In relational databases, the Joins clause is used to combine records from two or more tables in a database, and the need to join across tables is very important while designing normalized schemas. Since DocumentDB deals with the denormalized data model of schema-free documents, the JOIN in DocumentDB SQL is the logical equivalent of a “selfjoin”.
Let’s consider the three documents as in the previous examples.
Following is the AndersenFamily document.
{ "id": "AndersenFamily", "lastName": "Andersen", "parents": [ { "firstName": "Thomas", "relationship": "father" }, { "firstName": "Mary Kay", "relationship": "mother" } ], "children": [ { "firstName": "Henriette Thaulow", "gender": "female", "grade": 5, "pets": [ { "givenName": "Fluffy", "type": "Rabbit" } ] } ], "location": { "state": "WA", "county": "King", "city": "Seattle" }, "isRegistered": true }
Following is the SmithFamily document.
{ "id": "SmithFamily", "parents": [ { "familyName": "Smith", "givenName": "James" }, { "familyName": "Curtis", "givenName": "Helen" } ], "children": [ { "givenName": "Michelle", "gender": "female", "grade": 1 }, { "givenName": "John", "gender": "male", "grade": 7, "pets": [ { "givenName": "Tweetie", "type": "Bird" } ] } ], "location": { "state": "NY", "county": "Queens", "city": "Forest Hills" }, "isRegistered": true }
Following is the WakefieldFamily document.
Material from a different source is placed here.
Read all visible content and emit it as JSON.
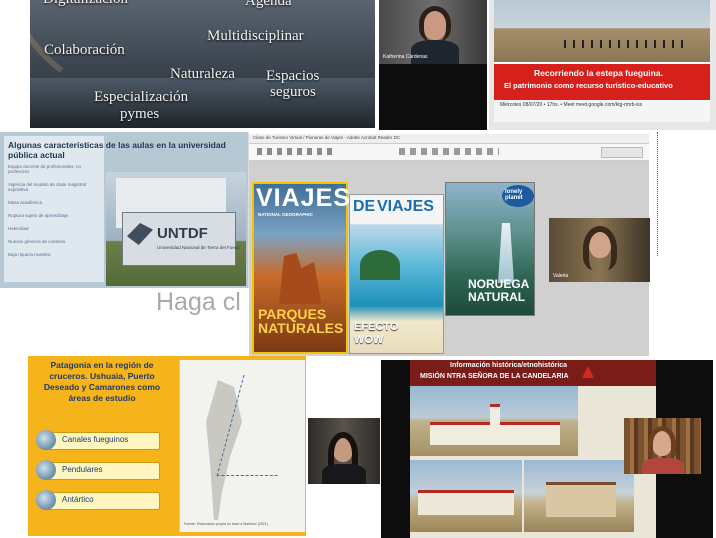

{ "id": "WakefieldFamily", "parents": [ { "familyName": "Wakefield", "givenName": "Robin" }, { "familyName": "Miller", "givenName": "Ben" } ], "children": [ { "familyName": "Merriam", "givenName": "Jesse", "gender": "female", "grade": 6, "pets": [ { "givenName": "Charlie Brown", "type": "Dog" }, { "givenName": "Tiger", "type": "Cat" }, { "givenName": "Princess", "type": "Cat" } ] }, { "familyName": "Miller", "givenName": "Lisa", "gender": "female", "grade": 3, "pets": [ { "givenName": "Jake", "type": "Snake" } ] } ], "location": { "state": "NY", "county": "Manhattan", "city": "NY" }, "isRegistered": false }
Let’s take a look at an example to understand how the JOIN clause works.
Following is the query which will join the root to children subdocument.
SELECT f.id FROM Families f JOIN c IN f.children
When the above query is executed, it will produce the following output.
[ { "id": "WakefieldFamily" }, { "id": "WakefieldFamily" }, { "id": "SmithFamily" }, { "id": "SmithFamily" }, { "id": "AndersenFamily" } ]
In the above example, the join is between the document root and the children sub-root which makes a cross-product between two JSON objects. Following are certain points to note −
- In the FROM clause, the JOIN clause is an iterator.
- The first two documents WakefieldFamily and SmithFamily contain two children, hence the result set also contains the cross-product which produces a separate object for each child.
- The third document AndersenFamily contains only one children, hence there is only a single object corresponding to this document.
Let’s take a look at the same example, however this time we retrieve the child name as well for better understanding of JOIN clause.
Following is the query which will join the root to children subdocument.
SELECT f.id AS familyName, c.givenName AS childGivenName, c.firstName AS childFirstName FROM Families f JOIN c IN f.children
When the above query is executed, it produces the following output.
[ { "familyName": "WakefieldFamily", "childGivenName": "Jesse" }, { "familyName": "WakefieldFamily", "childGivenName": "Lisa" }, { "familyName": "SmithFamily", "childGivenName": "Michelle" }, { "familyName": "SmithFamily", "childGivenName": "John" }, { "familyName": "AndersenFamily", "childFirstName": "Henriette Thaulow" } ]